La veneración de las imágenes ha sido siempre un motivo de discusión y hasta de enfrentamientos en la Iglesia. Todo parte de la prohibición de Dios a Moisés de fabricar cualquier imagen de la divinidad. Dos son las razones principales de la prohibición. La primera, que Dios es invisible y no tiene cuerpo. Apareció como una hoguera en al zarza ardiente a Moisés, como un viento refrescante a Elías, o como una nube luminosa a Salomón. Moisés quiso ver su rostro pero nunca lo logró, pues ver a Dios equivalía a morir.
La otra razón fue que Israel estaba rodeado de pueblos idólatras. Veneraban a dioses en forma de serpiente para expresar su sabiduría y astucia, o como un toro o novillo, símbolos de fuerza y fecundidad. Reproducir una imagen era, en cierta manera, conocer la naturaleza íntima del dios representado, y poder manipularlo a placer. Es el uso que hace la magia y los amuletos: una mezcla de ignorancia y superstición. El Dios de Israel es un Dios libre y libertador, un Dios moral, que no acepta soborno ni manipulación.
Sin embargo, Israel siempre conservó algún símbolo, si no de Dios, sí como un recuerdo de su acción salvadora en su pueblo. Así, la serpiente de bronce que elevó Moisés en el desierto por mandato del mismo Dios, se conservó en el templo para recordar a Israel el poder de Dios, que puede cambiar un instrumento de muerte en vida. Esto, para quien tuviera fe, no en la serpiente, sino en Él. Los seres alados o querubines que cubrían el Arca de la Alianza eran signos también de su presencia y protección sobre Israel.

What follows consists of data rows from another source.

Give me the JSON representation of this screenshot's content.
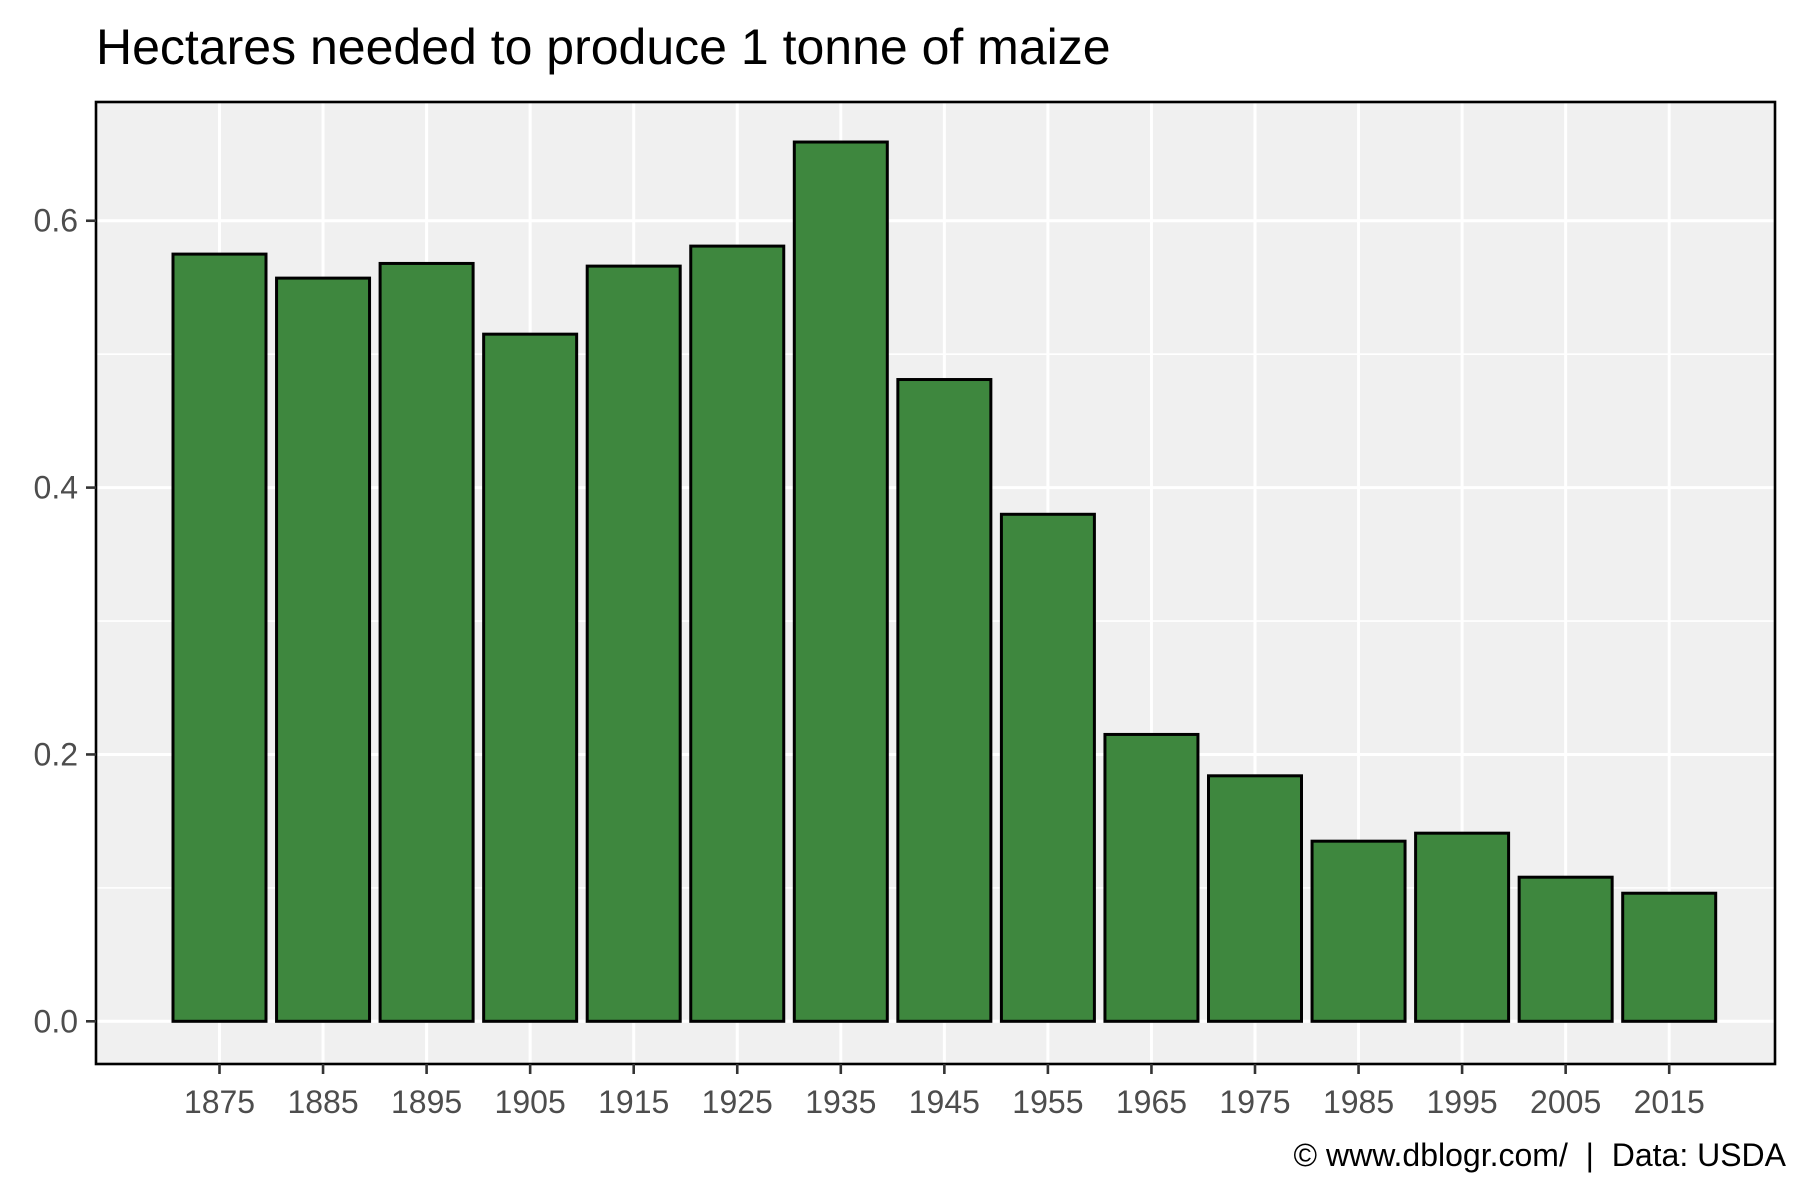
{
  "chart_data": {
    "type": "bar",
    "title": "Hectares needed to produce 1 tonne of maize",
    "xlabel": "",
    "ylabel": "",
    "categories": [
      "1875",
      "1885",
      "1895",
      "1905",
      "1915",
      "1925",
      "1935",
      "1945",
      "1955",
      "1965",
      "1975",
      "1985",
      "1995",
      "2005",
      "2015"
    ],
    "values": [
      0.575,
      0.557,
      0.568,
      0.515,
      0.566,
      0.581,
      0.659,
      0.481,
      0.38,
      0.215,
      0.184,
      0.135,
      0.141,
      0.108,
      0.096
    ],
    "ylim": [
      -0.032,
      0.689
    ],
    "yticks": [
      0.0,
      0.2,
      0.4,
      0.6
    ],
    "ytick_labels": [
      "0.0",
      "0.2",
      "0.4",
      "0.6"
    ],
    "grid": true,
    "legend": "none",
    "caption": "© www.dblogr.com/  |  Data: USDA",
    "colors": {
      "bar_fill": "#3e873e",
      "bar_outline": "#000000",
      "panel_background": "#f0f0f0",
      "grid": "#ffffff",
      "tick_label": "#4d4d4d"
    }
  }
}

Pero lo más desconcertante es que Dios mismo se hizo su propia imagen: El hombre. La pareja humana, el hombre y la mujer, son imagen y semejanza de Dios. El mismo Dios reprodujo su imagen en los comienzos, y quiso que se continuara en todo descendiente de varón y mujer. Así, a Dios lo vemos en el hombre, en el prójimo, y en la pareja humana, como nos enseñó Jesucristo. Esta imagen divina en el hombre quedó deteriorada a causa del pecado, pero fue restaurada en Cristo, imagen visible de Dios invisible, como dijo a Felipe: Quien me ve a mí, ve al Padre.
El Concilio de Nicea II (a. 787) defendió el culto a las imágenes porque Jesucristo, el Verbo de Dios encarnado, se hizo hombre como nosotros, menos en el pecado. Los apóstoles convivieron con él, y él con ellos. Fue crucificado, muerto y sepultado y Tomás metió la mano en su costado. En Jesucristo el Dios invisible se encuentra con el hombre y el hombre se eleva hasta Dios. No se avergüenza de llamarnos hermanos, dice la Escritura. Por tanto, los creyentes en Jesucristo somos miembros de su cuerpo, que es la Iglesia. Por esta razón, venerar las imágenes de Jesucristo, de la Virgen Santísima y de los Santos, no es más que creer y profesar nuestra fe en el misterio de la Encarnación. Los santos y sus respectivas imágenes sagradas prolongan, en cierta manera, este misterio.
Las imágenes sagradas deben ser dignas y hechas con arte, según las culturas, y guardar el orden que les corresponde en la Iglesia; no generar confusión. Su valor radica en su capacidad de elevar nuestro espíritu hacia Dios y de manifestarnos la riqueza de Cristo presente en ellas. Su función no es conmover, sino mover al seguimiento e imitación de Cristo. Valen, no por lo que son, sino por lo que representan: a Cristo, admirable en sus santos.